Um exemplo claro é o da Liga dos Campeões, que nos últimos anos tem unido esforço para fazer da decisão do torneio um evento cada vez mais marcante. Há até apresentação musical, com o mesmo patrocinador do show do intervalo do Superbowl.

Mas o torneio europeu, que há mais de uma década mostra evidentes avanços no profissionalismo da gestão, está longe de ser uma exceção. Na verdade, diversos agentes esportivos têm apostado em uma nova roupagem para ser mais jovem e atraente ao mercado.

A última novidade foi o vôlei, com uma reformulada Liga das Nações, um torneio que terá a missão de tornar o esporte cada vez mais popular ao redor do planeta. Para isso, recorreu à IMG, uma das responsáveis por mudar o status recente do UFC.

Outro caso notável é da Fórmula 1, que passou por uma grande transformação. Foi da entidade que “não precisava das redes sociais” à competição que tem até e-sports, graças à transformação promovida pela Liberty Media; a agência comprou a disputa.

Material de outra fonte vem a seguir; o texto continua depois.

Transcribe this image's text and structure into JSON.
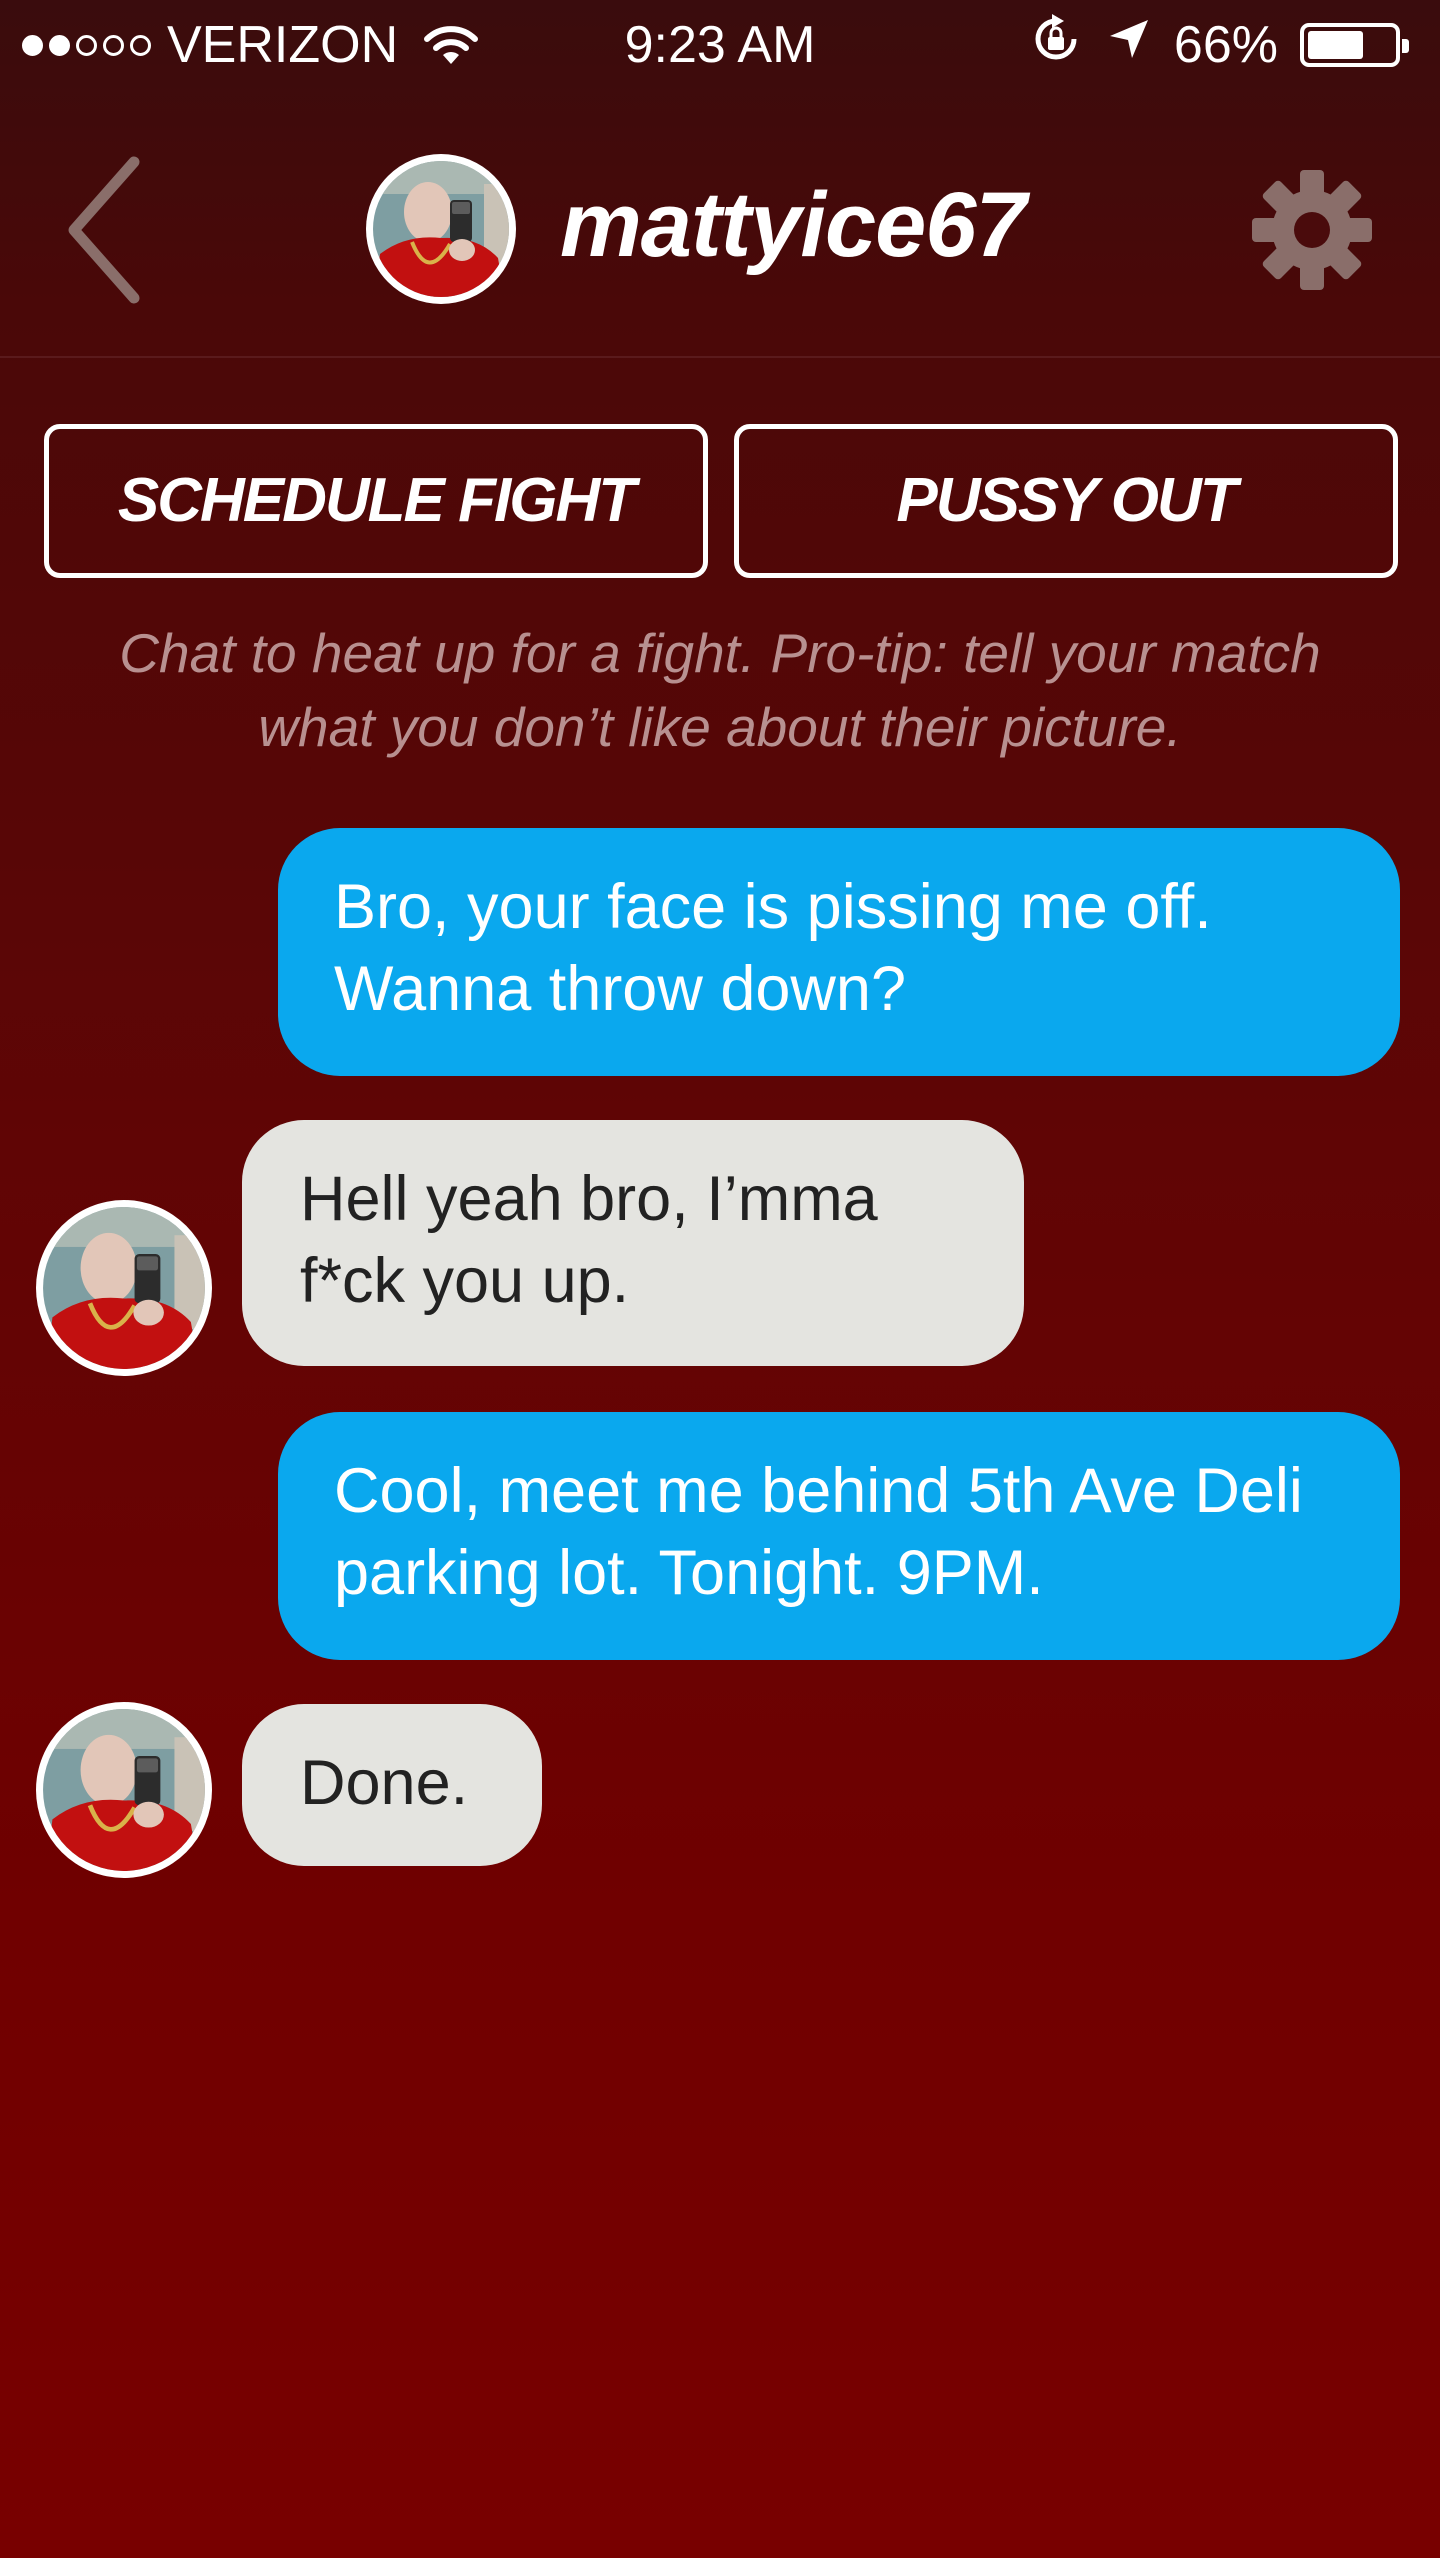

É nesse cenário que o Campeonato Paulista está inserido; ele não quer perder espaço para um mundo do esporte em mutação. É também o caminho que a Conmebol aposta para suas competições de clubes.

Com todas essas mudanças, ficam ainda mais preocupantes os atrasos promovidos por outras entidades esportivas no Brasil, o que inclui a CBF e seu principal produto, o Brasileirão.